You Can Pump It Up With Strength Training
Strength training is not just for power lifters and body builders! Studies show people of all ages benefit from strength training. The many benefits include decreased rates of injuries, an increase in the strength of the bones, muscles and connective tissues, and an increase in muscle mass, which speeds up the body's metabolism. A healthy metabolism means controlled body weight. Once you begin a weight training routine, you will find that everyday activities become naturally less strenuous - walking up stairs, lifting heavy objects and carrying the groceries, to name a few. Some of the outward benefits include more muscle definition and improved posture and physique - who wouldn't want that!
How do I establish a strength-training program?

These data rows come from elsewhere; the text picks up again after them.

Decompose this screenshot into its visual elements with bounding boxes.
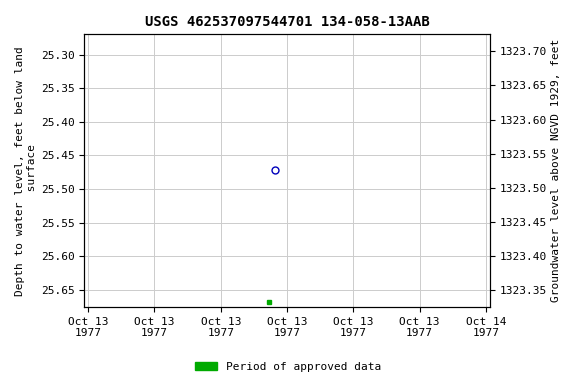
Y-axis label: Depth to water level, feet below land
 surface: Depth to water level, feet below land su… [15, 46, 37, 296]
Legend: Period of approved data: Period of approved data [191, 358, 385, 377]
Title: USGS 462537097544701 134-058-13AAB: USGS 462537097544701 134-058-13AAB [145, 15, 430, 29]
Y-axis label: Groundwater level above NGVD 1929, feet: Groundwater level above NGVD 1929, feet [551, 39, 561, 302]
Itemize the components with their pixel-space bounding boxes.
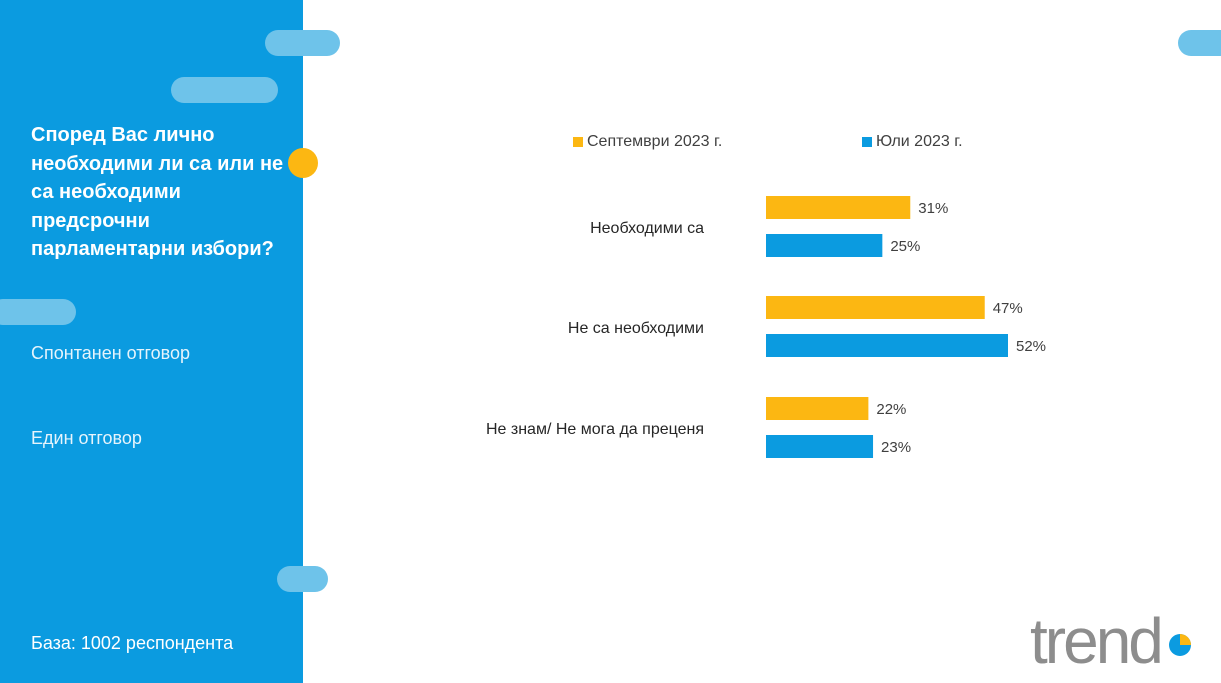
data-label: 22% <box>876 401 906 418</box>
base-label: База: 1002 респондента <box>31 633 234 653</box>
question-line: парламентарни избори? <box>31 238 274 260</box>
note-single-answer: Един отговор <box>31 428 142 448</box>
legend-swatch <box>573 137 583 147</box>
decor-pill <box>0 299 76 325</box>
legend-label: Юли 2023 г. <box>876 133 963 150</box>
question-line: Според Вас лично <box>31 124 215 146</box>
bar <box>766 397 869 420</box>
legend-item-september: Септември 2023 г. <box>573 132 722 152</box>
bar <box>766 234 883 257</box>
question-line: предсрочни <box>31 209 150 232</box>
data-label: 25% <box>890 238 920 255</box>
decor-pill <box>171 77 278 103</box>
data-label: 23% <box>881 439 911 456</box>
bar <box>766 435 874 458</box>
note-spontaneous: Спонтанен отговор <box>31 343 191 363</box>
pie-chart-icon <box>1169 634 1191 656</box>
legend-label: Септември 2023 г. <box>587 133 723 150</box>
bar <box>766 196 911 219</box>
legend-item-july: Юли 2023 г. <box>862 132 963 152</box>
decor-pill <box>277 566 328 592</box>
logo-text: trend <box>1030 610 1161 670</box>
question-title: Според Вас лично необходими ли са или не… <box>31 121 293 264</box>
category-label: Необходими са <box>590 220 704 237</box>
category-label: Не са необходими <box>568 320 704 337</box>
data-label: 52% <box>1016 338 1046 355</box>
legend-swatch <box>862 137 872 147</box>
question-line: са необходими <box>31 181 181 203</box>
decor-pill <box>265 30 340 56</box>
decor-pill <box>1178 30 1221 56</box>
bar <box>766 296 985 319</box>
trend-logo: trend <box>1030 610 1191 670</box>
question-line: необходими ли са или не <box>31 152 284 175</box>
data-label: 47% <box>993 300 1023 317</box>
data-label: 31% <box>918 200 948 217</box>
sidebar-panel <box>0 0 303 683</box>
decor-dot <box>288 148 318 178</box>
category-label: Не знам/ Не мога да преценя <box>486 421 704 438</box>
bar <box>766 334 1008 357</box>
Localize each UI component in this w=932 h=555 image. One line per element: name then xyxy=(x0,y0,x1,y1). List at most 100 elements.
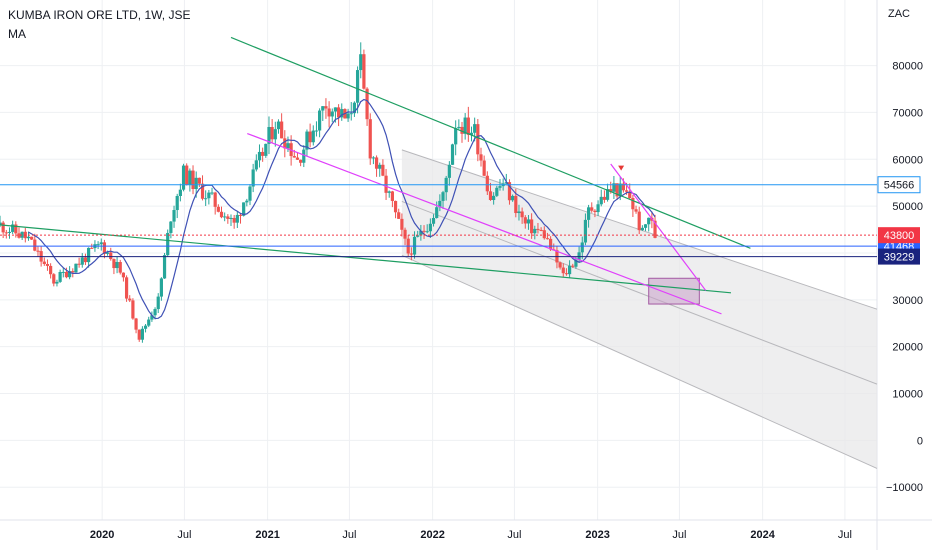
candle-body xyxy=(327,108,331,117)
candle-body xyxy=(204,198,208,200)
candle-body xyxy=(374,157,379,169)
x-tick-label: 2021 xyxy=(255,529,279,541)
candle-body xyxy=(194,177,198,190)
candle-body xyxy=(609,189,613,192)
candle-body xyxy=(447,164,451,178)
candle-body xyxy=(507,182,512,201)
candle-body xyxy=(390,191,394,201)
candle-body xyxy=(64,271,69,278)
candle-body xyxy=(602,196,607,200)
candle-body xyxy=(115,262,119,269)
candle-body xyxy=(254,160,258,170)
candle-body xyxy=(216,206,220,212)
candle-body xyxy=(11,224,15,232)
candle-body xyxy=(599,196,603,205)
candle-body xyxy=(536,228,540,230)
candle-body xyxy=(7,231,12,233)
candle-body xyxy=(143,325,148,329)
candle-body xyxy=(302,149,306,163)
candle-body xyxy=(118,262,122,273)
candle-body xyxy=(156,296,160,310)
candle-body xyxy=(318,110,322,131)
candle-body xyxy=(153,309,157,316)
candle-body xyxy=(42,261,46,265)
candle-body xyxy=(283,138,287,149)
candle-body xyxy=(495,187,499,196)
candle-body xyxy=(333,107,338,112)
candle-body xyxy=(643,224,648,228)
candle-body xyxy=(349,113,353,115)
candle-body xyxy=(403,229,407,239)
symbol-title: KUMBA IRON ORE LTD, 1W, JSE xyxy=(8,8,191,22)
candle-body xyxy=(286,143,290,149)
y-tick-label: 0 xyxy=(917,435,923,447)
x-tick-label: 2022 xyxy=(420,529,444,541)
candle-body xyxy=(330,111,334,117)
regression-channel xyxy=(401,149,878,469)
candle-body xyxy=(185,165,189,185)
candle-body xyxy=(416,235,420,237)
candle-body xyxy=(68,271,72,278)
candle-body xyxy=(324,106,328,109)
candle-body xyxy=(567,265,572,275)
candle-body xyxy=(137,329,141,340)
price-tag-54566 xyxy=(877,176,921,194)
y-tick-label: 20000 xyxy=(892,342,923,354)
price-tag-43800 xyxy=(878,227,920,244)
indicator-label[interactable]: MA xyxy=(8,27,26,41)
candle-body xyxy=(463,117,467,134)
candle-body xyxy=(352,102,357,114)
green-trend-line xyxy=(230,36,751,249)
candle-body xyxy=(583,219,588,243)
candle-body xyxy=(99,242,103,245)
candle-body xyxy=(169,221,173,233)
candle-body xyxy=(321,106,325,111)
candle-body xyxy=(454,128,458,145)
candle-body xyxy=(251,169,255,187)
candle-body xyxy=(150,315,154,320)
candle-body xyxy=(52,274,56,284)
candle-body xyxy=(365,88,369,120)
x-tick-label: 2023 xyxy=(585,529,609,541)
candle-body xyxy=(378,164,382,169)
candle-body xyxy=(387,191,391,193)
candle-body xyxy=(131,300,135,319)
candle-body xyxy=(4,232,8,234)
candle-body xyxy=(77,263,81,265)
candle-body xyxy=(14,224,18,234)
x-tick-label: Jul xyxy=(177,529,191,541)
candle-body xyxy=(425,231,429,233)
candle-body xyxy=(55,281,59,284)
candle-body xyxy=(102,242,107,254)
candle-body xyxy=(314,130,319,132)
candle-body xyxy=(504,182,508,184)
candle-body xyxy=(340,109,344,118)
candle-body xyxy=(219,211,224,218)
candle-body xyxy=(96,244,100,246)
x-axis: 2020 Jul 2021 Jul 2022 Jul 2023 Jul 2024 Jul xyxy=(90,529,852,541)
candle-body xyxy=(87,247,91,263)
candle-body xyxy=(631,197,635,210)
candle-body xyxy=(520,211,524,218)
x-tick-label: Jul xyxy=(672,529,686,541)
candle-body xyxy=(128,298,132,301)
target-box xyxy=(648,277,700,305)
candle-body xyxy=(479,154,483,161)
candle-body xyxy=(210,192,214,194)
y-tick-label: −10000 xyxy=(886,482,923,494)
candle-body xyxy=(346,113,350,119)
candle-body xyxy=(181,165,186,190)
candle-body xyxy=(17,233,21,238)
candle-body xyxy=(530,219,534,234)
magenta-trend-line xyxy=(247,132,722,315)
candle-body xyxy=(621,183,625,191)
candle-body xyxy=(33,239,37,251)
candle-body xyxy=(175,195,179,211)
candle-body xyxy=(109,252,113,260)
candle-body xyxy=(261,151,265,156)
x-tick-label: 2020 xyxy=(90,529,114,541)
candle-body xyxy=(20,231,24,238)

A Balanced Strength Plan: When developing a strength-training plan, remember to keep a balanced focus. Include under worked muscle groups in your plan, and work complementary and opposing muscle groups in succession. For example, if the triceps are worked in one exercise, work the biceps in the next exercise. If the quadriceps are worked, also work the hamstrings. Don't work the same muscle group every day. The program needs to be balanced between muscle groups and the muscles need to have resting time.
Repetitions and Sets: Generally, two sets of 8-12 repetitions are effective for developing both muscular strength and endurance. A repetition is a single movement and a set is a series of movements, or a series of repetitions. It is important to focus on controlling the movement, avoiding the tendency to use momentum to assist in the execution of the exercise. Lifting at a rate of one to two seconds for every contraction and extension, and utilizing the full range of motion is important as well. When lifting 12 repetitions at a specific weight becomes easier, it is time to increase the amount of weight that is being lifted.
Breathe: As in all types of exercise, remember to breathe while lifting. Exhale on the exertion or work phase of the lift, and inhale on the recovery phase.
A certified personal trainer can prepare a balanced strength-training workout for you or there are many books and DVDs on the topic. It is important to get the permission of your doctor before you begin a new exercise regimen. Strength training can provide benefits throughout your lifetime and help you maintain an active lifestyle.